Towards Rigorous Interpretations: a Formalisation of Feature Attribution
This work addresses the issue of rigorous interpretability in machine learning, which is crucial for building trust in AI systems, but it is incremental as it builds on existing formalization efforts.
The paper tackles the problem of inconsistent definitions and lack of ground-truth in feature attribution methods by formalizing feature selection based on relaxed functional dependence, and it shows that some state-of-the-art methods fail to meet proposed properties when evaluated on synthetic datasets.
Feature attribution is often loosely presented as the process of selecting a subset of relevant features as a rationale of a prediction. Task-dependent by nature, precise definitions of "relevance" encountered in the literature are however not always consistent. This lack of clarity stems from the fact that we usually do not have access to any notion of ground-truth attribution and from a more general debate on what good interpretations are.

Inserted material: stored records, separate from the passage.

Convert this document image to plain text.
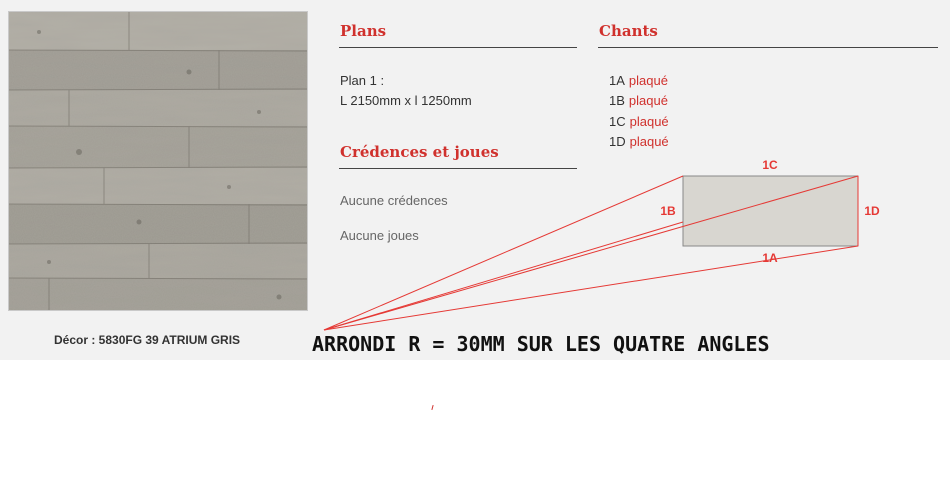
Décor : 5830FG 39 ATRIUM GRIS
Plans
Plan 1 :
L 2150mm x l 1250mm
Crédences et joues
Aucune crédences
Aucune joues
Chants
1A plaqué
1B plaqué
1C plaqué
1D plaqué
1C
1B	1D
1A
ARRONDI R = 30MM SUR LES QUATRE ANGLES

In this paper we propose to formalise feature selection/attribution based on the concept of relaxed functional dependence. In particular, we extend our notions to the instance-wise setting and derive necessary properties for candidate selection solutions, while leaving room for task-dependence. By computing ground-truth attributions on synthetic datasets, we evaluate many state-of-the-art attribution methods and show that, even when optimised, some fail to verify the proposed properties and provide wrong solutions.